Monday, October 17, 2011

Missile Defense for the US.

My old man was a rocket scientist, for real. The last thing he told me before he started working on “black projects” was stuff wiped out by the Anti-Ballistic Missile (ABM) Treaty. He loved telling this story of how the Joint Chiefs of Staff were flown into Burlington, NC (through GSO, now PTI) in the 1960s to view the prototype of the fastest computer in the world. Humming along at a blazing seven (7) kilohertz, it could execute some 7,000 instructions in one second. This machine, and others like it, were to be the brainpower of the ABM network designed to protect the US from Soviet missiles.

Now, my Droid™ phone has a gigahertz processor and manipulates data faster than all the computers NASA used to land Apollo 11 on the moon. And, we still don’t have a really good solution to incoming missiles better than simply watching them land. While Soviets are gone and the Russians are as capitalist as we are, the new bad guys are the Iranians and they have missiles too. Do we need to spend mountains of dough we don‘t have to counter a threat that doesn’t yet exist? The folks at National Review think so. If we should spend the money, where should it come from? Which cabinet department should go away? Taxing the rich isn’t the right answer. There isn’t enough money there.

Speaking of cutting Cabinet agencies.

Presidential hopeful Rep. Ron Paul (R-TX) says he wants to get rid of the Dept. of the Interior, Dept. of Education, Dept. of Commerce, Dept of Housing and Urban Development, and Dept. of Energy. He says it would save more than $1 trillion (yes, that’s supposed to be a “t”) a year. He would also slash taxes. Paul famously hates The Fed and would move to devolve power away from Washington to The States.
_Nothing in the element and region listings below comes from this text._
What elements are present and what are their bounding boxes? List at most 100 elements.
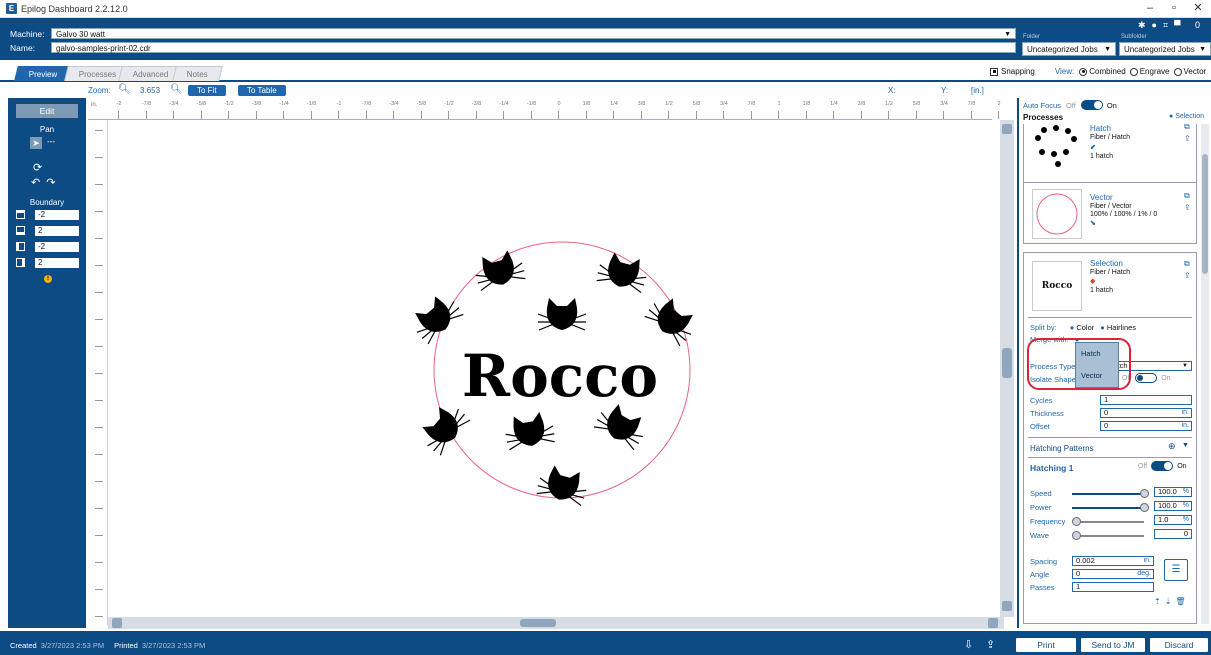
move-up-icon[interactable]: ⇡ [1154,597,1165,606]
panel-scrollbar[interactable] [1201,124,1209,624]
import-icon[interactable]: ⇩ [964,638,973,651]
job-header: Machine: Galvo 30 watt ▼ Name: galvo-sam… [0,18,1211,60]
zoom-in-icon[interactable]: 🔍︎ [170,84,183,95]
view-engrave-radio[interactable]: Engrave [1129,67,1170,76]
passes-input[interactable]: 1 [1072,582,1154,592]
to-fit-button[interactable]: To Fit [188,85,226,96]
redo-icon[interactable]: ↷ [46,177,61,189]
export-icon[interactable]: ⇪ [1184,271,1191,280]
queue-count: 0 [1194,20,1200,30]
boundary-bottom-input[interactable]: 2 [35,226,79,236]
ruler-tick [95,130,103,131]
split-color-option[interactable]: ● Color [1070,323,1095,332]
passes-label: Passes [1030,583,1055,592]
print-button[interactable]: Print [1016,638,1076,652]
offset-input[interactable]: 0 in. [1100,421,1192,431]
process-card-hatch[interactable]: Hatch Fiber / Hatch ⬋ 1 hatch ⧉ ⇪ [1023,122,1197,186]
maximize-button[interactable]: ▫ [1163,1,1185,16]
frequency-input[interactable]: 1.0% [1154,515,1192,525]
chevron-down-icon[interactable]: ▼ [1182,442,1189,449]
vertical-scroll-thumb[interactable] [1002,348,1012,378]
view-combined-radio[interactable]: Combined [1079,67,1126,76]
close-button[interactable]: ✕ [1187,1,1209,16]
ruler-tick [95,319,103,320]
duplicate-icon[interactable]: ⧉ [1184,191,1190,201]
scroll-down-icon[interactable] [1002,601,1012,611]
divider [1028,437,1192,438]
help-icon[interactable]: ● [1152,20,1163,30]
thickness-input[interactable]: 0 in. [1100,408,1192,418]
settings-icon[interactable]: ✱ [1138,20,1152,30]
hatching-1-label: Hatching 1 [1030,463,1074,473]
printed-value: 3/27/2023 2:53 PM [141,641,206,650]
ruler-tick [915,111,917,119]
machine-value: Galvo 30 watt [56,30,105,39]
cycles-input[interactable]: 1 [1100,395,1192,405]
boundary-left-icon [16,242,25,251]
speed-input[interactable]: 100.0% [1154,487,1192,497]
minimize-button[interactable]: – [1139,1,1161,16]
undo-icon[interactable]: ↶ [31,177,46,189]
edit-button[interactable]: Edit [16,104,78,118]
wave-slider[interactable] [1072,531,1144,540]
name-field[interactable]: galvo-samples-print-02.cdr [51,42,1016,53]
refresh-icon[interactable]: ⟳ [33,161,42,174]
export-job-icon[interactable]: ⇪ [986,638,995,651]
wave-slider-knob[interactable] [1072,531,1081,540]
machine-select[interactable]: Galvo 30 watt ▼ [51,28,1016,39]
ruler-tick [95,184,103,185]
snapping-checkbox[interactable] [990,67,998,76]
wave-input[interactable]: 0 [1154,529,1192,539]
frequency-slider[interactable] [1072,517,1144,526]
add-pattern-icon[interactable]: ⊕ [1168,441,1176,452]
to-table-button[interactable]: To Table [238,85,286,96]
power-slider[interactable] [1072,503,1149,512]
discard-button[interactable]: Discard [1150,638,1208,652]
subfolder-select[interactable]: Uncategorized Jobs ▼ [1119,42,1211,56]
scroll-right-icon[interactable] [988,618,998,628]
warning-icon[interactable]: ! [44,275,52,283]
spacing-input[interactable]: 0.002 in. [1072,556,1154,566]
pointer-tool-icon[interactable]: ➤ [30,137,42,149]
process-card-vector[interactable]: Vector Fiber / Vector 100% / 100% / 1% /… [1023,182,1197,244]
power-slider-knob[interactable] [1140,503,1149,512]
panel-scroll-thumb[interactable] [1202,154,1208,274]
view-vector-radio[interactable]: Vector [1173,67,1206,76]
split-hairlines-option[interactable]: ● Hairlines [1100,323,1136,332]
power-input[interactable]: 100.0% [1154,501,1192,511]
pan-tool-icon[interactable]: --- [47,137,55,146]
tab-notes[interactable]: Notes [172,66,223,81]
folder-select[interactable]: Uncategorized Jobs ▼ [1022,42,1116,56]
ruler-tick [503,111,504,119]
vertical-scrollbar[interactable] [1000,120,1014,617]
boundary-right-input[interactable]: 2 [35,258,79,268]
scroll-up-icon[interactable] [1002,124,1012,134]
design-canvas[interactable]: Rocco [108,120,990,617]
horizontal-scrollbar[interactable] [108,617,1004,629]
boundary-left-input[interactable]: -2 [35,242,79,252]
auto-focus-toggle[interactable] [1080,100,1103,110]
export-icon[interactable]: ⇪ [1184,134,1191,143]
zoom-out-icon[interactable]: 🔍︎ [118,84,131,95]
horizontal-scroll-thumb[interactable] [520,619,556,627]
duplicate-icon[interactable]: ⧉ [1184,122,1190,132]
speed-slider-knob[interactable] [1140,489,1149,498]
printer-icon[interactable]: ▀ [1174,20,1186,30]
send-to-jm-button[interactable]: Send to JM [1081,638,1145,652]
card-title: Vector [1090,193,1113,202]
hatching-1-toggle[interactable] [1151,461,1174,471]
angle-input[interactable]: 0 deg. [1072,569,1154,579]
canvas-artwork: Rocco [406,241,702,507]
speed-slider[interactable] [1072,489,1149,498]
camera-icon[interactable]: ⌗ [1163,20,1174,30]
frequency-slider-knob[interactable] [1072,517,1081,526]
duplicate-icon[interactable]: ⧉ [1184,259,1190,269]
selection-link[interactable]: ● Selection [1169,113,1204,120]
delete-icon[interactable]: 🗑︎ [1175,597,1189,606]
export-icon[interactable]: ⇪ [1184,203,1191,212]
hatch-settings-icon[interactable]: ☰ [1164,559,1188,581]
move-down-icon[interactable]: ⇣ [1165,597,1176,606]
boundary-top-input[interactable]: -2 [35,210,79,220]
scroll-left-icon[interactable] [112,618,122,628]
isolate-shapes-toggle[interactable] [1135,373,1158,383]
Maybe it’s something to think about.

Maybe we need to abolish something whether or not we deploy a missile shield.

Federal spending is up 5% this year.

Cain over Obama?

So Scott Rasmussen says. I guess it’s the bigotry of the Tea Party folks that have catapulted the plain speaking former business exec and head of The Kansas City Fed ahead of The Anointed One. What you think? Personally, practically anybody would be better than Obama.

An 11 year old in college.

Okay, I admit it; I’m a pig. I sometimes watch Jersey Shore in part, to feel better about myself. However, there are times when regardless of my erudition, I feel stoopid (note the two “o’s”). Lucas Kramer is 11, nearly finished with high school, and spends more time than not, at college. Maybe he’ll run for president.

Seriously, good luck with all that.


I know a person who raced against Dan Wheldon and he was crushed by the news that Dan died in a horrific crash in the Indy Car™ race from Las Vegas on Sunday.

I know all the bromides about how racers know that what they do is insanely dangerous and that’s what they get paid for and all that. But there is no reason on Earth to have cars that are that fast on tri-ovals. Formula 1 cars go every bit as fast in straight lines, the straights usually end in hairpins or esses or something to slow things down. On a big fast tri-oval with no chicanes or anything else, they just go faster and faster and faster until somebody dies.

This weekend, it was Dan Wheldon.

The people at Indy Car need to stop thinking that their racing is just like NASCAR™ only faster. It’s not. Cup cars are big and heavy and have roll cages built in. Indy Cars are more like F1 insofar as they are open-cockpit and open-wheeled. And when they crash into the fence like Dan Wheldon did, it’s a death sentence. Enough is enough.

Hitler was alive as late as 1962?

So claims a pair of British authors. Gerrard Williams and Simon Dunstan allege in their new book Grey Wolf, that Hitler actually left Nazi Germany in a submarine (aided by the evil Americans, ‘natch) in exchange for access to German weapons technology. Of course there is a film the works. I’ll go see it if it has zombies.

Now that’s a “G” string.

From the “can’t you just chill” file, a Thai Scrabble player demanded that his opponent perform a strip search after the letter “G” was missing:

Furious Chollapat Itthi-Aree, from Thailand, demanded officials take Ed Martin, an IT consultant from London, to the toilet and search him believing he had the missing tile about his person.

The judges were disinclined to agree and let the match proceed. Itthi-Aree went on to lose the match by one point to his male opponent.

Beavis and Butt-head are back

I’m not sure is this the first or last sign of the apocalypse.